QUANTE RESPINTE A CENTRO AREA...

07.03.2018

Rabiot è stato l'ultima vittima illustre. Prima di lui, nell'ultimo periodo, Toloi a Dortmund e Mario Rui contro la Roma. Tutti calciatori di altissimo livello, tutti caduti nel medesimo errore: cross dell'avversario e respinta scomposta verso il centro dell'area, che diventa assist involontario. Sembra impossibile che anche a certi livelli si possa incorrere in errori simili, ma tant'è. 

Perché questo avviene? Stanchezza molte volte (tutti e tre sono episodi avvenuti negli ultimi minuti di gara), scelta comportamentale inappropriata, velocità dei palloni che non sempre consente il tempo necessario a coordinarsi, superficialità nell'approccio alla palla. 

Sulla stanchezza c'è poco da dire, purtroppo può incidere. Chi allena però sa che, specie scendendo di livello o lavorando nei settori giovanili, errori simili avvengono anche nei minuti iniziali delle partite e comunque quando il minutaggio nelle gambe non è tale da giustificare certi scempi. 

Sulla scelta comportamentale ci sarebbe da aprire una parentesi ampissima. Nei tre casi citati, soltanto Rabiot sceglie di intervenire con il piede giusto, sbagliando però l'esecuzione del gesto (al limite poteva starci la vecchia e sempre buona sparata in corner, che però non si fa più, fa poco figo). Negli altri due casi sia Toloi, sia Mario Rui decidono di intervenire con il piede sbagliato. L'atalantino va di destro "per non andare di sinistro", e l'esterno di Sarri, viceversa, va di sinistro per lo stesso motivo. Da notare che è il loro piede naturale quello usato (sbagliando). E sta proprio qui il nocciolo della questione. Perché hanno fatto una scelta comportamentale così inappropriata, al punto che poi la gestualità è risultata altrettanto inefficace? Si può arrivare a giocare in serie A senza avere la padronanza di entrambi i piedi? E notare che parliamo di respinte, non di tocchi sopraffini.
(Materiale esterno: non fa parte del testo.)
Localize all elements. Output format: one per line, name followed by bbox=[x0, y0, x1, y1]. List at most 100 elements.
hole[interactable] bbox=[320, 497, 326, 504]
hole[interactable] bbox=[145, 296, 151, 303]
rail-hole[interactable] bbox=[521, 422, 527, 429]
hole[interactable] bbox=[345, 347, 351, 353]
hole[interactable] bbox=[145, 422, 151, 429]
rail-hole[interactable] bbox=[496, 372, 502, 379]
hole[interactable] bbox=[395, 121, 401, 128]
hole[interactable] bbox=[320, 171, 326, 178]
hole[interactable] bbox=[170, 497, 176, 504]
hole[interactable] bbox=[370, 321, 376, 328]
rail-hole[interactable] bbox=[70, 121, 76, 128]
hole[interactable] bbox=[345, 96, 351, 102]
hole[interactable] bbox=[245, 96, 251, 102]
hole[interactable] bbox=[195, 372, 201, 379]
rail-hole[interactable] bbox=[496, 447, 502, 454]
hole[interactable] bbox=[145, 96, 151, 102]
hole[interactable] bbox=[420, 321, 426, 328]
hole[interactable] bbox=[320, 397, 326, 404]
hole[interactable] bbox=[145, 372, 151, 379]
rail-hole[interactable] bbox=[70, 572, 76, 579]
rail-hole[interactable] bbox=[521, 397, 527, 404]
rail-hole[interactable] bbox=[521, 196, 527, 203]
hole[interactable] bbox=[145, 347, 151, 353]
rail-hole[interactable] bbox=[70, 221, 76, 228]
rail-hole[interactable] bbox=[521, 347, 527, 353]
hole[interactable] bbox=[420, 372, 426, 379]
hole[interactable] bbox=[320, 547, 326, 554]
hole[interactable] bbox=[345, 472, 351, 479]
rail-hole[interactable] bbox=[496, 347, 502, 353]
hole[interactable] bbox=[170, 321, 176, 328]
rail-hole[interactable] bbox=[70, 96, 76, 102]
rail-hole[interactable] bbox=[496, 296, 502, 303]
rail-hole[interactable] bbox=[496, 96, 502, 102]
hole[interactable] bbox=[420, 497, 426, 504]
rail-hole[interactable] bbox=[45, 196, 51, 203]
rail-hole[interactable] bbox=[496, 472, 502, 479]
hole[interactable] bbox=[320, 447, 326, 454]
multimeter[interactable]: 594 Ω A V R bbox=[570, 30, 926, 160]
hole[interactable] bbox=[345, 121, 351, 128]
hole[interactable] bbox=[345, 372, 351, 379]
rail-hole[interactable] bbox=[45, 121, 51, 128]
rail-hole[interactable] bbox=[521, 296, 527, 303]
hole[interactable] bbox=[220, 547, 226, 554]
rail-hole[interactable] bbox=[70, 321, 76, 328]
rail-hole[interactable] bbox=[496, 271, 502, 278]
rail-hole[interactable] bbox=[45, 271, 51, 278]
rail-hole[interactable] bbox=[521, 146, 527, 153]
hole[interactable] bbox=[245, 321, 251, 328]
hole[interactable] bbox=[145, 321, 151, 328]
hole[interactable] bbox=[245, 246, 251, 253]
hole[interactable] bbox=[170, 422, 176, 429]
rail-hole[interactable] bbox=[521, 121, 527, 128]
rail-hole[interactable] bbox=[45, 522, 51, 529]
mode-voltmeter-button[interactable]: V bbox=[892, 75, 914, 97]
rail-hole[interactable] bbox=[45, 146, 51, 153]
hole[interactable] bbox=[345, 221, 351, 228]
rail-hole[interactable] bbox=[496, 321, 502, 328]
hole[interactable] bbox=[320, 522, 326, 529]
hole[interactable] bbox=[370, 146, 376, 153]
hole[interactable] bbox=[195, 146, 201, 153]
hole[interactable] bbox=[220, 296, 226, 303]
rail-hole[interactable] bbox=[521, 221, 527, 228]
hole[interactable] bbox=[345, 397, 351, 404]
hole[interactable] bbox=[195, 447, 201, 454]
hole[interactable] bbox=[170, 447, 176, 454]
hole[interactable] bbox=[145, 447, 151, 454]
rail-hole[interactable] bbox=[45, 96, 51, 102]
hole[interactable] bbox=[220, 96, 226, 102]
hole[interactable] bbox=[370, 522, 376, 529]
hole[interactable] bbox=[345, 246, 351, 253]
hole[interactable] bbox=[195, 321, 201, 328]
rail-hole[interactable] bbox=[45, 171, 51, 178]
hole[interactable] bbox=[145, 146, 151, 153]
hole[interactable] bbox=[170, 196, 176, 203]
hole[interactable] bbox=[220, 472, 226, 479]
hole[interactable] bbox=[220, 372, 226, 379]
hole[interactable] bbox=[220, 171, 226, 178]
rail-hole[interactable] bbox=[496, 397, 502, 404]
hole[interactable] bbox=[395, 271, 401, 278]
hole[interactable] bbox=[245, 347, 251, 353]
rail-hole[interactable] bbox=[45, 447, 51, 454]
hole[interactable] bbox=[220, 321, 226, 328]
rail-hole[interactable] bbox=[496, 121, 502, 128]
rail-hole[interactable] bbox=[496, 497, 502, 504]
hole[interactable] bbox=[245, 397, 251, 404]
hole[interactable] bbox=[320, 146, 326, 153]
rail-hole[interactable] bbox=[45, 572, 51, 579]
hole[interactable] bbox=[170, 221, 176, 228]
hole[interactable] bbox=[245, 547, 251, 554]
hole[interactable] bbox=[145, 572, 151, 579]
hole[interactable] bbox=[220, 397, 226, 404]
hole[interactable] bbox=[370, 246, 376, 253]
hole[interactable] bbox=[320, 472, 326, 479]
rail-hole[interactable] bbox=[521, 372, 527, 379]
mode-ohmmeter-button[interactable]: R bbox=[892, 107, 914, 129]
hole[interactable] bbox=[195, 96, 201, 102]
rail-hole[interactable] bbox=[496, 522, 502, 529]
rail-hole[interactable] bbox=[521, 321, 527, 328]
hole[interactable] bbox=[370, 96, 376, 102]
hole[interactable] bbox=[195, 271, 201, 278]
Esiste molta refrattarietà da parte dei calciatori, anche di livello, nel lavorare su respinte con il piede debole. Eppure le leggi della fisica e della biomeccanica sono chiare in tal senso: si respinge di sinistro un cross proveniente dalla propria sinistra e di destro uno proveniente dal lato opposto, a prescindere da quale sia il proprio piede preferito. Dirlo è semplice, farlo passare sul campo molto più complicato. 
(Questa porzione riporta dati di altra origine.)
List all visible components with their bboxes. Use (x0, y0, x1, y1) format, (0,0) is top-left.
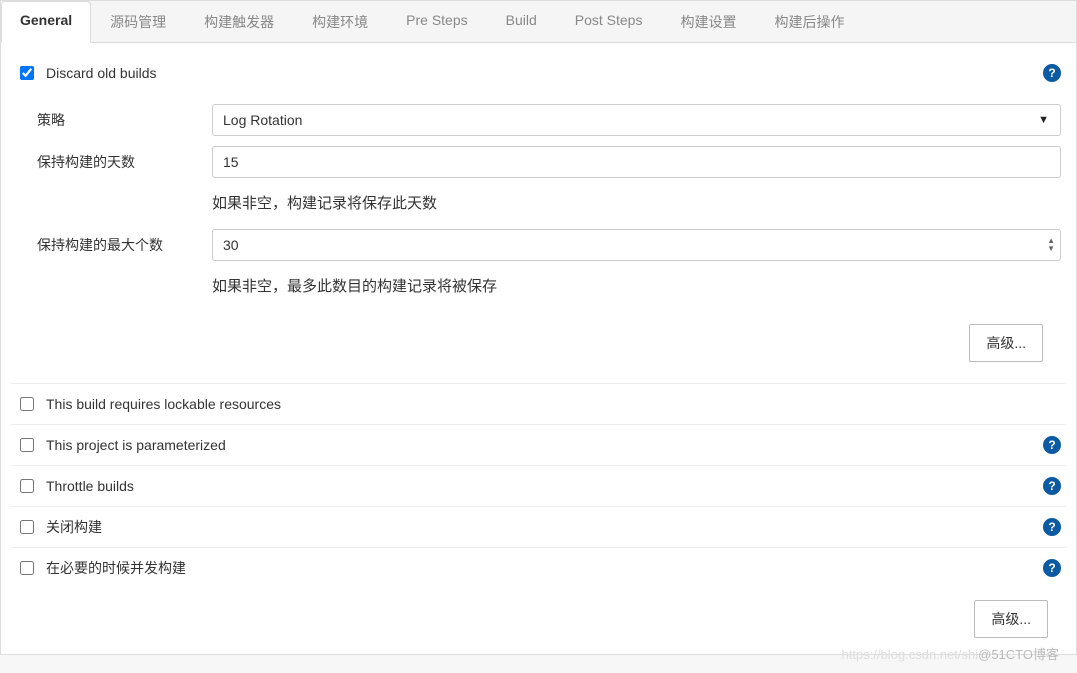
help-icon[interactable]: ? (1043, 559, 1061, 577)
label-concurrent: 在必要的时候并发构建 (46, 558, 1043, 578)
tab-settings[interactable]: 构建设置 (661, 1, 755, 43)
tab-general[interactable]: General (1, 1, 91, 43)
label-lockable: This build requires lockable resources (46, 396, 1061, 412)
row-parameterized: This project is parameterized ? (11, 425, 1066, 466)
strategy-details: 保持构建的天数 如果非空，构建记录将保存此天数 保持构建的最大个数 ▲▼ (37, 146, 1061, 296)
row-days: 保持构建的天数 (37, 146, 1061, 178)
hint-max: 如果非空，最多此数目的构建记录将被保存 (212, 275, 1061, 296)
advanced-button[interactable]: 高级... (969, 324, 1043, 362)
advanced-button[interactable]: 高级... (974, 600, 1048, 638)
row-throttle: Throttle builds ? (11, 466, 1066, 507)
checkbox-disable[interactable] (20, 520, 34, 534)
row-discard-old-builds: Discard old builds ? (11, 53, 1066, 93)
row-disable: 关闭构建 ? (11, 507, 1066, 548)
checkbox-lockable[interactable] (20, 397, 34, 411)
help-icon[interactable]: ? (1043, 518, 1061, 536)
label-strategy: 策略 (37, 104, 212, 130)
hint-days: 如果非空，构建记录将保存此天数 (212, 192, 1061, 213)
label-disable: 关闭构建 (46, 517, 1043, 537)
label-discard-old-builds: Discard old builds (46, 65, 1043, 81)
discard-config: 策略 Log Rotation ▼ 保持构建的天数 如果非空，构建记录将保存此天… (11, 93, 1066, 383)
label-throttle: Throttle builds (46, 478, 1043, 494)
input-days[interactable] (212, 146, 1061, 178)
label-max: 保持构建的最大个数 (37, 229, 212, 255)
checkbox-concurrent[interactable] (20, 561, 34, 575)
help-icon[interactable]: ? (1043, 64, 1061, 82)
row-lockable: This build requires lockable resources (11, 383, 1066, 425)
tab-content: Discard old builds ? 策略 Log Rotation ▼ 保… (1, 43, 1076, 654)
watermark: https://blog.csdn.net/shi@51CTO博客 (842, 644, 1059, 663)
help-icon[interactable]: ? (1043, 477, 1061, 495)
row-strategy: 策略 Log Rotation ▼ (37, 104, 1061, 136)
tab-build[interactable]: Build (487, 1, 556, 43)
label-days: 保持构建的天数 (37, 146, 212, 172)
help-icon[interactable]: ? (1043, 436, 1061, 454)
advanced-row-1: 高级... (37, 312, 1061, 378)
tab-post-steps[interactable]: Post Steps (556, 1, 662, 43)
checkbox-parameterized[interactable] (20, 438, 34, 452)
input-max[interactable] (212, 229, 1061, 261)
checkbox-throttle[interactable] (20, 479, 34, 493)
tab-bar: General 源码管理 构建触发器 构建环境 Pre Steps Build … (1, 1, 1076, 43)
tab-triggers[interactable]: 构建触发器 (185, 1, 293, 43)
config-panel: General 源码管理 构建触发器 构建环境 Pre Steps Build … (0, 0, 1077, 655)
select-strategy[interactable]: Log Rotation (212, 104, 1061, 136)
tab-env[interactable]: 构建环境 (293, 1, 387, 43)
row-concurrent: 在必要的时候并发构建 ? (11, 548, 1066, 588)
label-parameterized: This project is parameterized (46, 437, 1043, 453)
tab-post-actions[interactable]: 构建后操作 (755, 1, 863, 43)
tab-pre-steps[interactable]: Pre Steps (387, 1, 486, 43)
row-max: 保持构建的最大个数 ▲▼ (37, 229, 1061, 261)
tab-scm[interactable]: 源码管理 (91, 1, 185, 43)
spinner-icon[interactable]: ▲▼ (1047, 237, 1055, 253)
checkbox-discard-old-builds[interactable] (20, 66, 34, 80)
La velocità dei palloni è sicuramente un'altra problematica rilevante, perchè la respinta è un gesto tecnico, tanto più istintivo quanto breve è il tempo di lettura e conseguente scelta comportamentale. E nei casi in cui tale scelta sia corretta serve comunque un tempo (seppur brevissimo) in cui i segmenti possano e riescano a disporsi correttamente nello spazio. Questo può valere per il gesto di Rabiot, non certo per gli altri. 

Ed è sulla superficialità che vorrei soffermarmi in chiusura. Perché tante volte è proprio quella che fa la differenza. Dando per scontato che un atleta di quel livello sappia con che piede dovrebbe respingere, c'è da chiedersi perchè finisca con il fare spesso la scelta sbagliata. Non è una questione di stanchezza, perchè proprio questa dovrebbe invece favorire la scelta più sicura, che non prevede improbabili colpi di tacco o avvitamenti, ma il quasi sempre efficace piattone. E allora? Allora tante volte c'è una sorta di rifiuto ad usare l'altro piede, che affiora in gara, magari in casi limite, ma ha una radice profonda nel percorso di formazione dell'atleta in questione. Molte volte i richiami in allenamento riguardo a scelte analoghe dimostratesi inefficaci vengono snobbati. E se non è un vero e proprio rifiuto, altrettante volte può essere proprio una scelta consapevolmente errata, per un mix di presunzione e sopravvalutazione delle proprie capacità gestuali. 

Per questi motivi la didattica in allenamento, specie nei settori giovanili, deve essere rigorosa e lasciare adito a pochi virtuosismi personali riguardo alle scelte comportamentali e gestuali nei casi specifici di respinta. E, ovviamente, va allenata con meticolosità, in modo da evitare che la superficialità sopra citata  finisca con l'essere un elemento caratterizzante del lavoro di noi allenatori, prima ancora che dei calciatori, giovani o adulti, di basso o alto livello che siano.